Brenner and his team set out to change that dynamic, particularly for the highest-cost, highest-need patients in Camden. Dr. Brenner, whose work received national attention in Atul Gawande’s New Yorker article “The Hot Spotters,” is the founder and Executive Director of the Camden Coalition of Healthcare Providers. He visited NYHealth on June 9, 2011, to discuss his team’s efforts to meet the needs of complex patients in one of the poorest urban communities in the nation.

First, Brenner looked at the data in Camden to understand more about the patients who were driving the bulk of health care costs in the community. He found that some patients were visiting the emergency department literally hundreds of times each year, getting care that cost millions of dollars annually but that delivered little value.

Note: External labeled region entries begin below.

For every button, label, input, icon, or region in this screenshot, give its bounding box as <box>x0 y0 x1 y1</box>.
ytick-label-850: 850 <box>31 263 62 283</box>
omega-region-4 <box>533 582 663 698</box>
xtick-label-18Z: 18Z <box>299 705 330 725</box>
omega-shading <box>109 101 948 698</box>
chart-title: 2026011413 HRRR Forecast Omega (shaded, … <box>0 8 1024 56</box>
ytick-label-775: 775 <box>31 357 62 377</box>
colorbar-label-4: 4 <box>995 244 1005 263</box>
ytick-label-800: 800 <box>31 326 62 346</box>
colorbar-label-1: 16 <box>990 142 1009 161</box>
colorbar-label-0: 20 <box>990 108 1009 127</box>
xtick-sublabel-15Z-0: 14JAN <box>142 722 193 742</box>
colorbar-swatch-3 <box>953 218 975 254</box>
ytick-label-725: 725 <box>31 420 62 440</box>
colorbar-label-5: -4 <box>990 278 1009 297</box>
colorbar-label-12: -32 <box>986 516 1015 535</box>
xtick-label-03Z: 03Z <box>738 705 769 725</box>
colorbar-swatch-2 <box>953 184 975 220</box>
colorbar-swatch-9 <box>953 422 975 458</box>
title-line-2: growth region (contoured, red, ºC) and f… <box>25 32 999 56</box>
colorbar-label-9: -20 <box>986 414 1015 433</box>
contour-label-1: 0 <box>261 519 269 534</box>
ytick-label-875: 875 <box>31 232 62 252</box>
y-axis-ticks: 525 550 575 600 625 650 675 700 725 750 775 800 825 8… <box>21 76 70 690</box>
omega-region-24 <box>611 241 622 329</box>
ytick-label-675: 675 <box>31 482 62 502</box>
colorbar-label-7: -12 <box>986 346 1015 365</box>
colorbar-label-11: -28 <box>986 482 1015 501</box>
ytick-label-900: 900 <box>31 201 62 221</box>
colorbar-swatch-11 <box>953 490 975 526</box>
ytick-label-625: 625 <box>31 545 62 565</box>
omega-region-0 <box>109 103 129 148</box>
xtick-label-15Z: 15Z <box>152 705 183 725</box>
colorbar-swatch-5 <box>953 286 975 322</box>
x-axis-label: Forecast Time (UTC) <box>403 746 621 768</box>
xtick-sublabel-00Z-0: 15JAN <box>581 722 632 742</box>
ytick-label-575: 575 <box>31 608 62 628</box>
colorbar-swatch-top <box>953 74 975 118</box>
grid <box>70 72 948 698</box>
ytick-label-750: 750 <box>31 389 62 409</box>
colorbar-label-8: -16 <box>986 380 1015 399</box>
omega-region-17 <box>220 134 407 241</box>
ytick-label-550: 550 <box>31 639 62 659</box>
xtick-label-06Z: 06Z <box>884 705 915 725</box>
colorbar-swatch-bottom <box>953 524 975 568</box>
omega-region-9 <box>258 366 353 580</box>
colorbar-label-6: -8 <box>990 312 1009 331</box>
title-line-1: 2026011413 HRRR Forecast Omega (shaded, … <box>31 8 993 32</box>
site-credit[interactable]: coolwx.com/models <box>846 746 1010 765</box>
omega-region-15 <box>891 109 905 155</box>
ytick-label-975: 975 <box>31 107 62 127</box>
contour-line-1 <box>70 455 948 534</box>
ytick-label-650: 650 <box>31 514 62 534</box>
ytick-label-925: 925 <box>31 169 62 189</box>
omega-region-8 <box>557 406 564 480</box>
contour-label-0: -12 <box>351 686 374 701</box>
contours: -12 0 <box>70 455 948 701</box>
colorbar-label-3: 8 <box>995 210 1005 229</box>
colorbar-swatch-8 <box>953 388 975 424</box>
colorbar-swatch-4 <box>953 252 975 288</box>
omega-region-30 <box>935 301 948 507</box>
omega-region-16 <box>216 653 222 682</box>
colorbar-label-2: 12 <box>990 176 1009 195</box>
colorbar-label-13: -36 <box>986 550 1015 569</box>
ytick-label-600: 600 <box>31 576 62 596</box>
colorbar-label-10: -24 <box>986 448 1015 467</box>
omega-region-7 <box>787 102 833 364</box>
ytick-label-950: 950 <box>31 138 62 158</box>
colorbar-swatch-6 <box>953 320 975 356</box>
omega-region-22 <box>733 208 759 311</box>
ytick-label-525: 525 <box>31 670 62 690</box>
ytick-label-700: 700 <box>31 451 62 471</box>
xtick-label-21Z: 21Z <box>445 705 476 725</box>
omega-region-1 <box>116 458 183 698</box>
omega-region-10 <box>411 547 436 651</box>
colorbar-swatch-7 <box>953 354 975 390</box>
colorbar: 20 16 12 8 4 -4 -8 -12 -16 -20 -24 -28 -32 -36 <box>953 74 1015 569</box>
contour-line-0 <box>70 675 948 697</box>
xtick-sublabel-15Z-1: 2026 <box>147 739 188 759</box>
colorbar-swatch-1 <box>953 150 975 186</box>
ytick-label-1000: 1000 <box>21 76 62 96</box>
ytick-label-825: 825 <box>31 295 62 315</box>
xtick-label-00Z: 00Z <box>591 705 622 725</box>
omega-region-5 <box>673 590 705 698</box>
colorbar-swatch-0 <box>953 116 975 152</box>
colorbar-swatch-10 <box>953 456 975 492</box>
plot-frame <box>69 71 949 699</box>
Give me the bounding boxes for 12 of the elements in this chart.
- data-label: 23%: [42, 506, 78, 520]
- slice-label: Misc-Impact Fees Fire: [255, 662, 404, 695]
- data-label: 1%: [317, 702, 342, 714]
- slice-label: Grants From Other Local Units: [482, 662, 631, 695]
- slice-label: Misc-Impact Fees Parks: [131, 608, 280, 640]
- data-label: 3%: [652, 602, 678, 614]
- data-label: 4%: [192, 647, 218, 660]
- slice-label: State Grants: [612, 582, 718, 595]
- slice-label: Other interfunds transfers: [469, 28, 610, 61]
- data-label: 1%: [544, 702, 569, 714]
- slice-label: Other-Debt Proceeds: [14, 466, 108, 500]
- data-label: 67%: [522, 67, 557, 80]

The biggest issue, it seemed to Brenner, was that the care system was not addressing the nonmedical factors that affect chronically ill patients’ health: poor housing; low income; limited transportation; and limited access to healthy foods and opportunities for physical activity. Addressing those issues would require a different kind of health care team, one that included not only physicians, but also nurses, social workers, and a community health worker. This team focused on changing care where people reside, eventually setting up clinics in the buildings where many of the highest-cost, highest-need patients live.

Importantly, those community members have formal representation within the coalition, and the health care team listens and responds to their needs, preferences, and opinions. Patients are engaged in their care, in their health, and in their community.

The Camden model has worked in large part because of the dedication and energy of a team of health care providers committed to improving the health and the lives of the people of Camden. The big issue now is aligning payments and incentives to better support this new model of care, allowing effective health care teams to share in the savings they achieve for high-cost, high-need patients. There is momentum toward this model, both through Federal legislation that supports development of Accountable Care Organizations and through pending legislation in New Jersey that would change payment structures for health care teams like Brenner’s.

As Dr. Brenner says, every patient deserves dignified, high-quality health care. The Camden model offers one promising step toward achieving that goal.